Es darf auch nicht übersehen werden, dass der Anwendungsbereich der Glücksspielabgabe sich nicht primär aus § 58 Abs. 3 GSpG ergibt, sondern aus § 57 Abs. 1 GSpG, dem Grundtatbestand für den Regelfall der Glücksspielabgabe, nämlich für entgeltliche Glücksspiele. Danach unterliegen Ausspielungen an denen die Teilnahme vom Inland aus erfolgt, einer Glücksspielabgabe. Glücksspiele ohne Einsatz sind als Sonderfall der Glücksspielabgabe zu verstehen, für den die allgemeine Voraussetzung des Regelfalls gemäß § 57 Abs. 1 GSpG genau so gilt. Es ist nicht davon auszugeben, dass der Sondertatbestand der ermäßigten Glücksspielabgabe gemäß § 58 Abs. 3 GSpG einen weiteren Anwendungsbereich als der Regeltatbestand hat.
Es ist, aufgrund der Einwohnerzahl Österreichs, durchaus realistisch, dass für Österreich die wirtschaftliche Relevanz länderübergreifender Gewinnspiele, an denen es beteiligt ist, im Verhältnis zur wirtschaftlichen Bedeutung solcher Gewinnspiele für andere, mitbeteiligte Länder, gering ist. Die Besteuerung aller Gewinne, die im Rahmen eines länderübergreifenden Gewinnspiels insgesamt in Aussicht gestellt worden sind, in Österreich, würde generell dazu führen, dass der abverlangte Steuerbetrag den, auf die Teilnahme an dem Gewinnspiel bezogenen, österreichischen Unternehmensgewinn, bei weitem übersteigt.
Auch wenn es zu den Aufgaben eines Unternehmens gehört, jedenfalls für die Entrichtung der Glücksspielabgabe vorzusorgen, gibt es keine Anhaltspunkte dafür, dass eine derartige Besteuerung vom Gesetzgeber intendiert worden ist.

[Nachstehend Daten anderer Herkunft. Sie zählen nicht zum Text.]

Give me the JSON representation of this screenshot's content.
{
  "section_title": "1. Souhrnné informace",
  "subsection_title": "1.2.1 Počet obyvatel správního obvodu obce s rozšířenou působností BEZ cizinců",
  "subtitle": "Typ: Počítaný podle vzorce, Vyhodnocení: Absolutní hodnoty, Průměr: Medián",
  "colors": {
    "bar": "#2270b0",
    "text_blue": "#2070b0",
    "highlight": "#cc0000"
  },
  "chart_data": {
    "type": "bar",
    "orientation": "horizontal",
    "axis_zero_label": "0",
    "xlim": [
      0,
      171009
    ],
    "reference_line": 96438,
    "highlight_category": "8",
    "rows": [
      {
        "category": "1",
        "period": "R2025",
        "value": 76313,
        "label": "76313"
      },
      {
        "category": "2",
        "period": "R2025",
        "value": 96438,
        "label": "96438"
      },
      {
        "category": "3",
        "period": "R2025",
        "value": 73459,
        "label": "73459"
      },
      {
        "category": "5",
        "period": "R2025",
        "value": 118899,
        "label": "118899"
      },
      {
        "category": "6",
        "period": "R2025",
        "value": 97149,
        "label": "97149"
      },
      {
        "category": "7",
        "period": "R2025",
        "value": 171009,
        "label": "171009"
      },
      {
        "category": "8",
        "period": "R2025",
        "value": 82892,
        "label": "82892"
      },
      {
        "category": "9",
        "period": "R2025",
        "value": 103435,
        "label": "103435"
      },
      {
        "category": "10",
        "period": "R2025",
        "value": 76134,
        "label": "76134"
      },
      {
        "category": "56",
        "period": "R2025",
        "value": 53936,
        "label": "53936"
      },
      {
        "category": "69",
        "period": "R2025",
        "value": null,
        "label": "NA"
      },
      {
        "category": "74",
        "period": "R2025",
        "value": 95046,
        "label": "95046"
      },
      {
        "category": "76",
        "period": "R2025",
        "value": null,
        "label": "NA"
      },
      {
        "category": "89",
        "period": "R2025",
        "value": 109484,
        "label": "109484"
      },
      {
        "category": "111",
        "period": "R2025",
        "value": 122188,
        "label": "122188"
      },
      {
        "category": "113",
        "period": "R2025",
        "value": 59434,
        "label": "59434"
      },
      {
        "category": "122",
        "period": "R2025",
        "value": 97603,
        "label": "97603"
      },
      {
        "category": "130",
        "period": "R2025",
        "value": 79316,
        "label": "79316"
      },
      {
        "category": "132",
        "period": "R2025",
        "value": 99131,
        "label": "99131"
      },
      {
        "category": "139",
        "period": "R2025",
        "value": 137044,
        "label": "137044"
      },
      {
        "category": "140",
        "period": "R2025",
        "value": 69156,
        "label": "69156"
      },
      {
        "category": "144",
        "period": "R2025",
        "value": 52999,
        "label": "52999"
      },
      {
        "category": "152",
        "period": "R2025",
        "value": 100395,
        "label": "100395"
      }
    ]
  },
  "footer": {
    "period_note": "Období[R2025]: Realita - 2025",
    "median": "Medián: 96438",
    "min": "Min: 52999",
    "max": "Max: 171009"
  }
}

Darüber hinaus ist festzustellen:
Nach der Rechtsprechung des Verwaltungsgerichtshofes zu ) bedeutet ‚Inaussichtstellen' iSd § 2 GSpG dass der Unternehmer an dem Erlag des Vermögensgegenstandes, den der Spielteilnehmer zum Zweck des Spieles leistet, die Zusage knüpft, dass im Gewinnfall gemäß den Spielregeln ein Gewinn ausbezahlt wird. Demnach hängt es vom Inhalt der Spielregeln ab, was dem Spielteilnehmer zugesagt wird. Im Hinblick darauf, dass auch in § 58 Abs. 3 GSpG auf die Besteuerung des in Aussicht gestellten Gewinnes abstellt, darf im zu beurteilenden Fall nicht übersehen werden, dass in den Spielregeln dieses Gewinnspieles gleich zu Anfang ausdrücklich darüber informiert wurde, dass dieses Gewinnspiel nicht nur in Österreich sondern auch in Deutschland und Luxemburg veranstaltet wird, und die Auflistung der Gewinne nicht nur an Österreich sondern deutlich auch an Deutschland und Luxemburg gerichtet war. Demnach konnte ein durchschnittlich aufmerksamer Spielteilnehmer nicht damit rechnen, dass sämtliche Gewinne auf Österreich entfallen. Vielmehr konnte ein von Österreich aus teilnehmender Spieler vernünftigerweise davon ausgehen, dass ihm nur Gewinne, die im österreichischen Preispool enthalten sind, zugesagt werden. Wenn auch von einem durchschnittlich aufmerksamen Spielteilnehmer nicht erwartet werden konnte, aufgrund der im Wunschzettel enthaltenen Information: Gewinnchance 1:4, sich den auf Österreich entfallenden, prozentuellen Gewinnanteil auszurechnen, so mit diesem Hinweis doch verdeutlicht worden, dass den von Österreich aus teilnehmenden Spielern nicht alle, in diesem länderübergreifenden Gewinnspiel überhaupt mögliche, Gewinne zugesagt werden.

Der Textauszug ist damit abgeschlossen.